Cette affaire intervient à un moment où les autorités semblent déterminées à tuer dans l’oeuf toute contestation liée aux élections locales du 8 septembre, auxquelles la plupart des figures de l’opposition moscovite ont été empêchées de participer.
Un rassemblement non autorisé devant la mairie de Moscou à l’appel de ces opposants s’est soldé samedi par près de 1.400 arrestations, selon OVD-Info, une ONG spécialisée dans le suivi des manifestations. Il s’agit, selon elle, du plus grand nombre d’interpellations depuis le mouvement de protestation de 2012 contre le retour au Kremlin de Vladimir Poutine.
Les Etats-Unis et l’Union européenne ont condamné ces arrestations, dénonçant l’usage « disproportionné de la force » contre les manifestants. La France, où M. Poutine doit se rendre le 19 août à l’invitation d’Emmanuel Macron, s’est dite « profondément préoccupée » et a appelé à « la libération rapide » des personnes arrêtées, dont Alexeï Navalny.
Mercredi, trois jours avant ce rassemblement, Alexeï Navalny avait été renvoyé en prison pour des infractions aux « règles des manifestations« .
Quant aux opposants dont la candidature avait été rejetée, parmi lesquels se trouvent plusieurs alliés de M. Navalny, ils avaient tous été la cible de perquisitions et convoqués la semaine dernière par la police. Trois d’entre eux, Ilia Iachine, Ivan Jdanov et Konstantin Iankauskas ont été condamnés lundi respectivement à 10, 15 et 7 jours de prison.

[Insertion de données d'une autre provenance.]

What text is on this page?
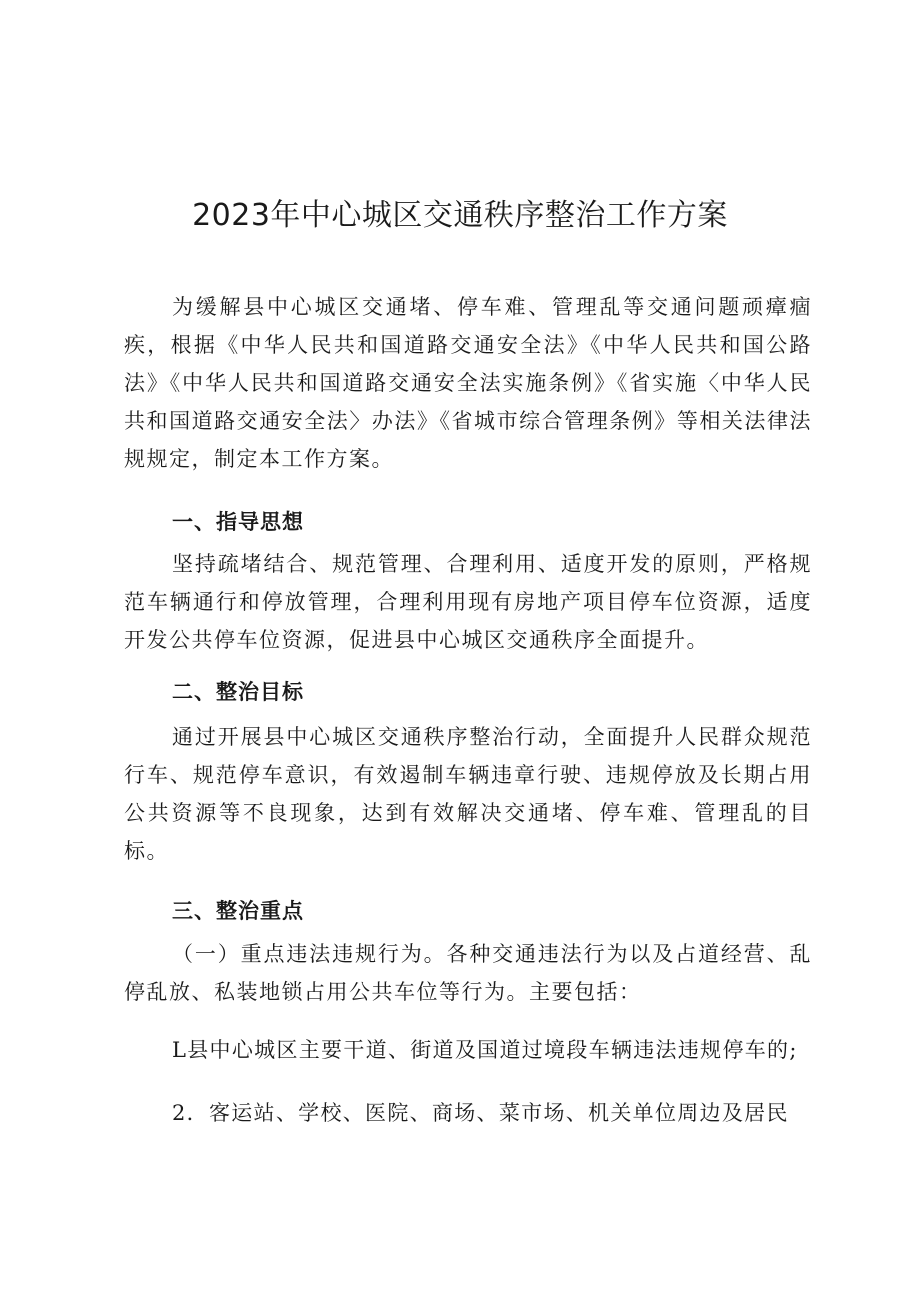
2023年中心城区交通秩序整治工作方案

为缓解县中心城区交通堵、停车难、管理乱等交通问题顽瘴痼疾，根据《中华人民共和国道路交通安全法》《中华人民共和国公路法》《中华人民共和国道路交通安全法实施条例》《省实施〈中华人民共和国道路交通安全法〉办法》《省城市综合管理条例》等相关法律法规规定，制定本工作方案。

一、指导思想

坚持疏堵结合、规范管理、合理利用、适度开发的原则，严格规范车辆通行和停放管理，合理利用现有房地产项目停车位资源，适度开发公共停车位资源，促进县中心城区交通秩序全面提升。

二、整治目标

通过开展县中心城区交通秩序整治行动，全面提升人民群众规范行车、规范停车意识，有效遏制车辆违章行驶、违规停放及长期占用公共资源等不良现象，达到有效解决交通堵、停车难、管理乱的目标。

三、整治重点

（一）重点违法违规行为。各种交通违法行为以及占道经营、乱停乱放、私装地锁占用公共车位等行为。主要包括：

L县中心城区主要干道、街道及国道过境段车辆违法违规停车的;

2．客运站、学校、医院、商场、菜市场、机关单位周边及居民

L’opposition dénonce depuis plusieurs semaines le rejet des candidatures indépendantes en vue des élections locales, qui s’annoncent difficiles pour les candidats soutenant le pouvoir dans un contexte de grogne sociale.
Les candidats indépendants étaient censés obtenir les signatures d’au moins 3% des membres du corps électoral dans la circonscription où ils se présentaient. Mais la commission électorale a rejeté la candidature de toutes les figures de l’opposition ayant franchi cet obstacle, arguant d’irrégularités dans la collecte de leurs signatures.